Abbreviations: DENV, dengue virus; SGE, salivary gland extract.

Additionally, data from other disease systems that make use of these approaches can provide an intuitive framework for their application to DENV experimentation using miDHIM. In the case where miDHIM is defined as the bite from an infectious mosquito, infection studies with malaria found the efficiency of infection of sporozoites improved when inoculated by Anopheles spp. mosquito bite as compared to intravenous infections in mice [24] or intradermal infection in humans [25]. Similarly, mice infected with West Nile Virus (WNV) by the bite of Culex spp. mosquitoes developed more rapid and intense viremias than mice infected by needle [22]. Mechanisms to explain these findings remain elusive; however, in mice infected with chikungunya virus via mosquito bite, significantly down-regulated IFN-γ and interleukin 2 (IL-2) were detected compared with mice infected by needle, again indicating a polarization to the Th2 response and subversion of IFN-γ stimulated antiviral mechanisms [21].
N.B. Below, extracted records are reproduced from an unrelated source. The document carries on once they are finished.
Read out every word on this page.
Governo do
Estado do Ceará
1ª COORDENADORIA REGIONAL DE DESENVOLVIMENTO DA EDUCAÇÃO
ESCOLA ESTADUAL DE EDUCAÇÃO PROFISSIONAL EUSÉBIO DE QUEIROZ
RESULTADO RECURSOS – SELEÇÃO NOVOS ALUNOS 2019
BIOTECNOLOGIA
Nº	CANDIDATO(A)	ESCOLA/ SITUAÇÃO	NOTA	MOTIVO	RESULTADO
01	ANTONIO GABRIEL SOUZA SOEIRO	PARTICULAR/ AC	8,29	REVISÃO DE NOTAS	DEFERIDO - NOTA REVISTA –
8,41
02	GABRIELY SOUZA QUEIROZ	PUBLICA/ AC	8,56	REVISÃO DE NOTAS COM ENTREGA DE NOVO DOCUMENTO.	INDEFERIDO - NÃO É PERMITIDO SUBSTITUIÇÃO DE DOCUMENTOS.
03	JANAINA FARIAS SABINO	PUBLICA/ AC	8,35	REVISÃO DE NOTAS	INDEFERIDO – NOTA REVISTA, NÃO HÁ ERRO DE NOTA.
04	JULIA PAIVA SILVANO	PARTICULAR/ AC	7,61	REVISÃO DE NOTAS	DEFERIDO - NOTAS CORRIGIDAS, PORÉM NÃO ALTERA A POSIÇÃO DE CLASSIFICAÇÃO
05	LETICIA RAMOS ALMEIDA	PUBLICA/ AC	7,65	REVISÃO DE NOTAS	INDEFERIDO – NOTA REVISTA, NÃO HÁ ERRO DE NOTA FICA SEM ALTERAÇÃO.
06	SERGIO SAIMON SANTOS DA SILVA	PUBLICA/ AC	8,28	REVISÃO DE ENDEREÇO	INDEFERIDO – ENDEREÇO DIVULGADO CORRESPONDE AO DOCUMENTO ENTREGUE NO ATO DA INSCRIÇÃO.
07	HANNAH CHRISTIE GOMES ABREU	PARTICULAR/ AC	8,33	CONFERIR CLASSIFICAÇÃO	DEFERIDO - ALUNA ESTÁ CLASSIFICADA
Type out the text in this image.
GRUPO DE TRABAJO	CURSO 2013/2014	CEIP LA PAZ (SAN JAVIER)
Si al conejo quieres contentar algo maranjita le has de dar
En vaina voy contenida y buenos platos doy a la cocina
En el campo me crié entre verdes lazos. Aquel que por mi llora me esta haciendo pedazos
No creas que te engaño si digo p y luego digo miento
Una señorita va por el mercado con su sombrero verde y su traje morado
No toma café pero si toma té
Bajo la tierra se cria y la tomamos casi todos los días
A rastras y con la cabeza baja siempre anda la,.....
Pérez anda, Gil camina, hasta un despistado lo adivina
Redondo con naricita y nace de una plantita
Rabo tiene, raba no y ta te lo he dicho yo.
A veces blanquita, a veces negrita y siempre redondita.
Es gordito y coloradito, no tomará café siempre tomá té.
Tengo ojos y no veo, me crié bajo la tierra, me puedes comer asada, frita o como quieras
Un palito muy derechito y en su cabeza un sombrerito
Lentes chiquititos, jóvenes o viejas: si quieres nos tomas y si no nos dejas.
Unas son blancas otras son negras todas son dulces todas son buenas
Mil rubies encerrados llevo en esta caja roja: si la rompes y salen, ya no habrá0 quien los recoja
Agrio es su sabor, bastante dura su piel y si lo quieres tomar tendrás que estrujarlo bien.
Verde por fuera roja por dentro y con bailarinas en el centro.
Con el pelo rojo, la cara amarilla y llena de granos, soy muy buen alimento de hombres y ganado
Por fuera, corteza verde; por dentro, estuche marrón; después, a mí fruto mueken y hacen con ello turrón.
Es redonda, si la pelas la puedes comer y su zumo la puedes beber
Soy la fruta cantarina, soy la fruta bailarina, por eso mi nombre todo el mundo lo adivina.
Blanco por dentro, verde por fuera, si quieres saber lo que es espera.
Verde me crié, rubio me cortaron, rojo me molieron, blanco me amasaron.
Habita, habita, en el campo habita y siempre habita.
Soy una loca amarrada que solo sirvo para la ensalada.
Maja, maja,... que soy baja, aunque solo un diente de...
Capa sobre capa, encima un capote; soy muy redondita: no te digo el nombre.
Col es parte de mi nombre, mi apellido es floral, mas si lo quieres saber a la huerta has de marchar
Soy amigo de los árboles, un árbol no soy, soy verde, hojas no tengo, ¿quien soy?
Alternatively, miDHIM approaches using coinoculation of whole mosquito saliva or salivary gland extract (SGE) may be attractive options as they offer increased quantitative control over the viral inoculum, as well as the concentration of saliva/ SGE. These methods would minimize human study subject discomfort and compliance problems that may occur with protocols using live, foraging mosquitoes; however, other potential issues encountered with these ex vivo tissue preparations are the lack of basic formulation and safety data, which could cause significant consideration by institutional review boards (IRB). Several studies have shown that coinoculation of either saliva or SGE can alter the infection dynamics of arboviruses in murine models [7, 23, 26].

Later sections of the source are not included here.